If tax jurisdictions raise property taxes, will real estate be a good investment?

I received an observation and question from a subscriber.

I have read that the states and municipalities in the U.S.A. plan to raise property taxes astronomically in the next 7 years.

Obviously, this will effect property values and rents. Is real estate a good investment with this in mind?


This is a common concern I hear about often. Here was my response. I edited for grammar and such (most of my responses are text to speech). If we see how property taxes work (in the U.S.), we can get a better feel for understanding my response.

Existing home owners also struggle as house prices rise

There are two ways for tax jurisdictions to raise property taxes.

The first one is to raise the millage rate. [The millage rate is the amount per $1,000 of assessed property value that is used to calculate local property taxes. Tax jurisdictions use millage rates to calculate the total jurisdiction’s local taxes to be collected based on a derivation of the total property value within the jurisdiction’s boundaries.] Each homeowner in that tax jurisdiction is responsible for their fraction of the total operating budget for that tax jurisdiction.

The second way is to let the assessed values rise [via price appreciation] while keeping the millage rate the same. This is basically how most tax jurisdictions raise their tax revenue over time. The millage rate stays substantially the same while the assessed values rise. They tend to work in tandem with the tax jurisdiction’s need for cash for operations.

In some desperate tax jurisdictions we read the articles about how property taxes are rising. That is performed through increasing the millage rate. I hear about this ad nauseam in the alt-financial media. These types of articles are enough to scare the crap out of anybody. That is done by design.

Property values are indeed increasing. So are other types of cost of carry. I discussed this on my March 15th article. The central banks are going to work to increase asset prices. On the surface, this intimates that homeowners will be wealthier, at least on paper. The problem with higher real estate values comes higher costs of everything else. As real estate prices rise, property taxes rise. Insurance and rehab and repair costs also climb and pressure the costs of ownership. Rehab, permit, and construction costs get more expensive, because the local jurisdictions and states continually promulgate more zoning code. Licensing Laws and requirements for contractors continue to grow and their costs get passed on to the customer.

On a simple level, it looks like real estate is a poor choice of an investment. However, the offsetting cash flow [rent roll] is rising at a steady clip. Since the Great Recession rents are up about 30% nationwide and in some areas up much higher.

Cost of carry [ownership] may also be up 30% over the same time frame but from a lower base. So the absolute value of the rent roll has increased at a much greater amount than ownership costs. What I’m trying to get at is that our dollar cash flows have been rising at a much higher value than our costs like taxes.
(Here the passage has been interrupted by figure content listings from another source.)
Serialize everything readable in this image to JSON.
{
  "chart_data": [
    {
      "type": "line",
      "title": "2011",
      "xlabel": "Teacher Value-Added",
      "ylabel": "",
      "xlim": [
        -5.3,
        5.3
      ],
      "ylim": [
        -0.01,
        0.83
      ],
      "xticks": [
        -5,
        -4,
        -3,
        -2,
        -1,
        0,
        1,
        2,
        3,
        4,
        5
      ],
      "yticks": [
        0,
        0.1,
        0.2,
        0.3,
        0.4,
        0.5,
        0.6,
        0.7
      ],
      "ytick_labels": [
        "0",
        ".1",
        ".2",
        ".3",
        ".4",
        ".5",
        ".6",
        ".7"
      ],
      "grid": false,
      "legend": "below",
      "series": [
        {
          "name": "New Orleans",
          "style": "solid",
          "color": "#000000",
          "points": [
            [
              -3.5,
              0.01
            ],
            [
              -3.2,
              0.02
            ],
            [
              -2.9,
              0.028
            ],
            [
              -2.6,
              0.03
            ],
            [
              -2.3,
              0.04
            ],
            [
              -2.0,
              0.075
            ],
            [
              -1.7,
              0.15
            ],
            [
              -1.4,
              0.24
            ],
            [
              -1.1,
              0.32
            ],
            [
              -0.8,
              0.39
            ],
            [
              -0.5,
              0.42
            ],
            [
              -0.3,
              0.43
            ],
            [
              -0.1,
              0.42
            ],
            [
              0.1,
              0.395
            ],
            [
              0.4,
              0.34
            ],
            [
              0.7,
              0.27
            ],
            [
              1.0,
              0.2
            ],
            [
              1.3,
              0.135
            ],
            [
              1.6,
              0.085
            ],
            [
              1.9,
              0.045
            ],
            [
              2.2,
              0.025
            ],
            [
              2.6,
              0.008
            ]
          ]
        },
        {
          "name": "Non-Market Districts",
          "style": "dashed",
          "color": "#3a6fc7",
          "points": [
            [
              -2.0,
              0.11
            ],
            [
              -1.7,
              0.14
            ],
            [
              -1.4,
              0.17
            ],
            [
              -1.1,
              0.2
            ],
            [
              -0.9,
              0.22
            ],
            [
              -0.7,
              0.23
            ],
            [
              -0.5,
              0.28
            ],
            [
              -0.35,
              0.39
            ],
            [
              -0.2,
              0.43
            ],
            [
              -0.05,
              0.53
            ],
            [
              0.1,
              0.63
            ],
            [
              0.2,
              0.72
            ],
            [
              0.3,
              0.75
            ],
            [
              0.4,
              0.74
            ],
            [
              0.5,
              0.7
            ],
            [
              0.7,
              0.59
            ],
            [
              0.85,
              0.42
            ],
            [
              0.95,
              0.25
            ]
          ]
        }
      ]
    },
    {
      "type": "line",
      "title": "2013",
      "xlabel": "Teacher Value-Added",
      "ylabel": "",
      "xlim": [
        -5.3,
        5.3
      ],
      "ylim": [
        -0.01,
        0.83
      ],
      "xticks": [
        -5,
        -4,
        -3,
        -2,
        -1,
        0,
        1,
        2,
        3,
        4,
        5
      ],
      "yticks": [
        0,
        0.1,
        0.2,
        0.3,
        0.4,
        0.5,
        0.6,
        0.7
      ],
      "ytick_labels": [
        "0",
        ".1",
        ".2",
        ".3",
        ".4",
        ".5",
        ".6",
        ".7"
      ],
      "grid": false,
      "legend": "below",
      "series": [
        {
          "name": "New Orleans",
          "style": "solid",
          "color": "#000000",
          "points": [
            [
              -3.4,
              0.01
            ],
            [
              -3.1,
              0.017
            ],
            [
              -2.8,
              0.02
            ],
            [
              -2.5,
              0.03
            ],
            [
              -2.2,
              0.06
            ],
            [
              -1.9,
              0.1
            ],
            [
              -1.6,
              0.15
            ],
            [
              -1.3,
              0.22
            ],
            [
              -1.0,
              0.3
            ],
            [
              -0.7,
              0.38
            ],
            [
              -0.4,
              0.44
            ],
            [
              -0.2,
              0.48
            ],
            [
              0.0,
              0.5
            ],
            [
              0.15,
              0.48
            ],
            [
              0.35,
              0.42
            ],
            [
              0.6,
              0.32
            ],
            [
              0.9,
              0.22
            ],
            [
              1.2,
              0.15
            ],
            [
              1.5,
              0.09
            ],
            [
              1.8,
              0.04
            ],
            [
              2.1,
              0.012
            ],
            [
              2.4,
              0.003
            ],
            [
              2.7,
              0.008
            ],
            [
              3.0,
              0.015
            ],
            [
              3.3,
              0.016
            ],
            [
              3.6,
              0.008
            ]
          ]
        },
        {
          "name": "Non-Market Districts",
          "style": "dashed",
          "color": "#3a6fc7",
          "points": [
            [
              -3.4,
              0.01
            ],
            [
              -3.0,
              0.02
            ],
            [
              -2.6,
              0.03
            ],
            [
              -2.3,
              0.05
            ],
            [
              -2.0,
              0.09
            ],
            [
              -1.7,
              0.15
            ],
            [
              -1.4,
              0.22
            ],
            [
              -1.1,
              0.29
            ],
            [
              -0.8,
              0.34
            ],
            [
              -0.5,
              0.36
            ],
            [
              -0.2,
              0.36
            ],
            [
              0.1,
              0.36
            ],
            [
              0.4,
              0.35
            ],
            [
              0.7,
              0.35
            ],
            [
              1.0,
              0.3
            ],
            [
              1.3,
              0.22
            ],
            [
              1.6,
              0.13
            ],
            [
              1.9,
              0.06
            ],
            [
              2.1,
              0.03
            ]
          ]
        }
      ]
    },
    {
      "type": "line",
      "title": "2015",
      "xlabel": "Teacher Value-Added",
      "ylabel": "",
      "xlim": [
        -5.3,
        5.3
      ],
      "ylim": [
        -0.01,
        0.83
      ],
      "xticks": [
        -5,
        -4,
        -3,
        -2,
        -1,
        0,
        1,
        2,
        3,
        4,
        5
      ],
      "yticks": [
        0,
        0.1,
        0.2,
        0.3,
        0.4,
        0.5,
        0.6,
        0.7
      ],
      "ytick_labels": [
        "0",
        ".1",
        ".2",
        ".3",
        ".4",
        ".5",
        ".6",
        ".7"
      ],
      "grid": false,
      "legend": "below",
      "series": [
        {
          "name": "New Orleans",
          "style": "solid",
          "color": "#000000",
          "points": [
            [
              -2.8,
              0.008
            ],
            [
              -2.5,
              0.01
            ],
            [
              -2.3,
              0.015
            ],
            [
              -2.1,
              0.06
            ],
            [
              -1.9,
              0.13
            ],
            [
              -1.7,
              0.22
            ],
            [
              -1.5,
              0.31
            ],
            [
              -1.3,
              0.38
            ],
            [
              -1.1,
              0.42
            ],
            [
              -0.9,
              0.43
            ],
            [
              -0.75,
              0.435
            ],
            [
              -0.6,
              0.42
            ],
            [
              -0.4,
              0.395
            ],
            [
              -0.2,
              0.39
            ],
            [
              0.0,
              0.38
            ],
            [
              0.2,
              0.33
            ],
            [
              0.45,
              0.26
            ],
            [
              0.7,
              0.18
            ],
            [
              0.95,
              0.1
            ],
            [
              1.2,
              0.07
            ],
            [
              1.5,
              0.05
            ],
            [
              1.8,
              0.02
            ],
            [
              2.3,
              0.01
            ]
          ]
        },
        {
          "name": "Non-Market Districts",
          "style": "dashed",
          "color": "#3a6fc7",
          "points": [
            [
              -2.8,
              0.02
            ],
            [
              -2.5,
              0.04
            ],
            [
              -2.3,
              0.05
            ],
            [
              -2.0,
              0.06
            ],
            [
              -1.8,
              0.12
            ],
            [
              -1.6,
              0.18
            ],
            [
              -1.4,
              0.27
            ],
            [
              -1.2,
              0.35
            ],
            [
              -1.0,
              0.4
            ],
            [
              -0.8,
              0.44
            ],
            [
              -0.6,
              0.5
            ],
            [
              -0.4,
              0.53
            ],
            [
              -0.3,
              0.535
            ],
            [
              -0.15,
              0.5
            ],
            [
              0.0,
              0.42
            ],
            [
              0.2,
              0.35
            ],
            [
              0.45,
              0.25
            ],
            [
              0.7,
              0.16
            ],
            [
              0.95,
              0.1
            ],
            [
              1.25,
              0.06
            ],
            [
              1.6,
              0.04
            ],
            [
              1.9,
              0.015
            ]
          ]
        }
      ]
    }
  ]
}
Eventually, only well-funded individuals will be able to remain in this game. The average over-extended homeowners with no offsetting rental income will struggle. Real estate values may rise, but many homeowners will no longer be able to afford to keep the property. Prudent investors can still make a lot of money. These investors need to understand the markets and also know how to rehab and self-manage the properties to keep costs contained.

Everyone suffers with higher property taxes, especially renters

With respect to how rents will be affected by increases in property taxes; I know firsthand how rents respond. Rents have moved higher and will continue to climb as more people will no longer be able to afford the costs of home ownership. They will be forced to rent and as the stock of rental properties in working-class areas plateaus, rents will move higher.

As time goes on, we may indeed see millage rates rise. I know Martin Armstrong talked about property values topping out with his “big bang” prediction for 2015 Q3. His thesis was based on higher bond yields and credit contraction. His concern was that property taxes would also have to rise to levels that would bankrupt all jurisdiction stake holders. This clearly has not happened, and I suspect as asset values rise over time, our tax liabilities will rise, even if the millage rates remain consistent. Federal Reserve monetary policy raises our taxes in many ways. By increasing our house prices, local jurisdictions can charge higher property taxes.

Property taxes on my rentals are up by as much as 25% over the past five to six years while the millage rates are essentially the same. But the rental income or income potential is up by about 20%. On an absolute dollar basis, my net rental income has grown faster. The owner-occupied holder suffers, especially as SALT deductions are capped for federal income tax purposes. I write off all my taxes on my investment properties.

Personally, I see prudent rental real estate ownership as the most effective way for Joe Six-pack to stay ahead of what is coming.